Pour qu'un désordre relève de cette garantie, il doit remplir l'un des 2 critères posés par l'article 1792 du Code civil :
Les désordres purement esthétiques (micro-fissures superficielles, défauts de peinture) ne relèvent pas de la décennale. Ils sont couverts, le cas échéant, par la garantie de parfait achèvement (1 an) ou la garantie biennale de bon fonctionnement (2 ans).
| Critère | Garantie décennale | Garantie biennale | Parfait achèvement |
|---|---|---|---|
| Durée | 10 ans | 2 ans | 1 an |
| Désordres couverts | Solidité / impropriété à destination | Éléments d'équipement dissociables | Tous défauts signalés à la réception ou dans l'année |
| Fondement | Art. 1792 C. civ. | Art. 1792-3 C. civ. | Art. 1792-6 C. civ. |
| Responsabilité | De plein droit | De plein droit | Contractuelle |
La qualification du désordre conditionne l'ensemble de la procédure. Une erreur de rattachement à la mauvaise garantie retarde l'indemnisation et peut entraîner une forclusion.
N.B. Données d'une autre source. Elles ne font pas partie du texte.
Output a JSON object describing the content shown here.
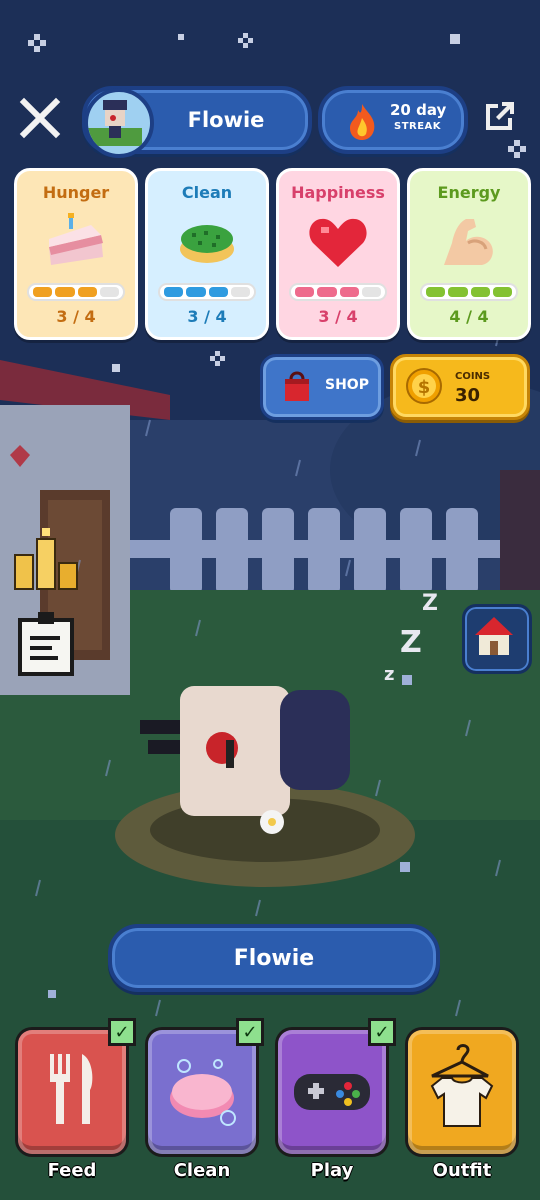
{
  "header": {
    "profile_name": "Flowie",
    "streak_days": "20 day",
    "streak_label": "STREAK"
  },
  "stats": [
    {
      "label": "Hunger",
      "value": "3 / 4",
      "filled": 3,
      "total": 4,
      "title_color": "#c36d12",
      "bg": "#fde6b6",
      "fill": "#f0a020",
      "icon": "cake-icon"
    },
    {
      "label": "Clean",
      "value": "3 / 4",
      "filled": 3,
      "total": 4,
      "title_color": "#1d7cb8",
      "bg": "#d6efff",
      "fill": "#2f9be0",
      "icon": "sponge-icon"
    },
    {
      "label": "Happiness",
      "value": "3 / 4",
      "filled": 3,
      "total": 4,
      "title_color": "#d8406b",
      "bg": "#ffd6e2",
      "fill": "#ee6b8c",
      "icon": "heart-icon"
    },
    {
      "label": "Energy",
      "value": "4 / 4",
      "filled": 4,
      "total": 4,
      "title_color": "#5c9a1e",
      "bg": "#e6f7c8",
      "fill": "#84c232",
      "icon": "flexed-arm-icon"
    }
  ],
  "shop": {
    "label": "SHOP"
  },
  "coins": {
    "label": "COINS",
    "value": "30"
  },
  "pet": {
    "name": "Flowie"
  },
  "actions": [
    {
      "label": "Feed",
      "done": true,
      "color": "#d9534f",
      "icon": "fork-knife-icon"
    },
    {
      "label": "Clean",
      "done": true,
      "color": "#7a6fcf",
      "icon": "soap-icon"
    },
    {
      "label": "Play",
      "done": true,
      "color": "#8e54c9",
      "icon": "gamepad-icon"
    },
    {
      "label": "Outfit",
      "done": false,
      "color": "#f0a820",
      "icon": "shirt-icon"
    }
  ],
  "checkmark": "✓"
}
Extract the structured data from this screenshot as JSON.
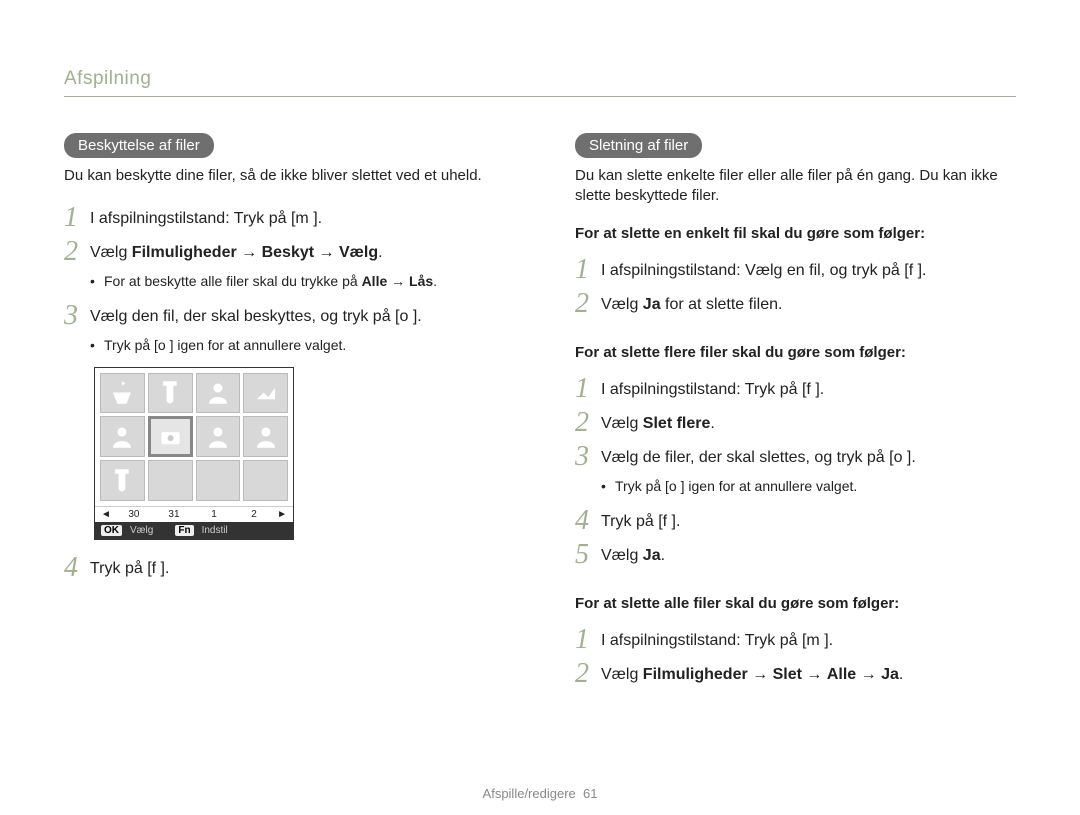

Avant toute déclaration de sinistre, la direction juridique doit vérifier 4 prérequis cumulatifs.
1. La réception des travaux a été formalisée. La garantie décennale ne court qu'à compter de la réception, acte par lequel le maître d'ouvrage accepte l'ouvrage avec ou sans réserves (article 1792-6 du Code civil). Sans procès-verbal de réception signé, le point de départ du délai est contestable et la mise en jeu de la garantie fragilisée.
2. Le désordre est postérieur à la réception. Un vice apparent signalé dans le procès-verbal de réception relève de la garantie de parfait achèvement, pas de la décennale. En revanche, un désordre réservé à la réception qui s'aggrave au point de compromettre la solidité peut basculer dans le champ décennal, selon la jurisprudence de la Cour de cassation (Civ. 3e, 6 octobre 2016, n° 15-23.062).
3. Le constructeur est identifié et son assurance décennale vérifiée. L'attestation d'assurance décennale du constructeur doit figurer au dossier de marché. En l'absence de cette attestation, le recours direct contre le constructeur reste possible, mais l'indemnisation effective dépendra de sa solvabilité.
4. L'entreprise dispose d'une assurance dommages-ouvrage. Obligatoire pour tout maître d'ouvrage faisant réaliser des travaux de construction (article L. 242-1 du Code des assurances), cette assurance permet un préfinancement rapide des réparations avant tout recours contre le constructeur.
La vérification de ces prérequis nécessite souvent une analyse croisée des contrats de marché, des polices d'assurance et du procès-verbal de réception.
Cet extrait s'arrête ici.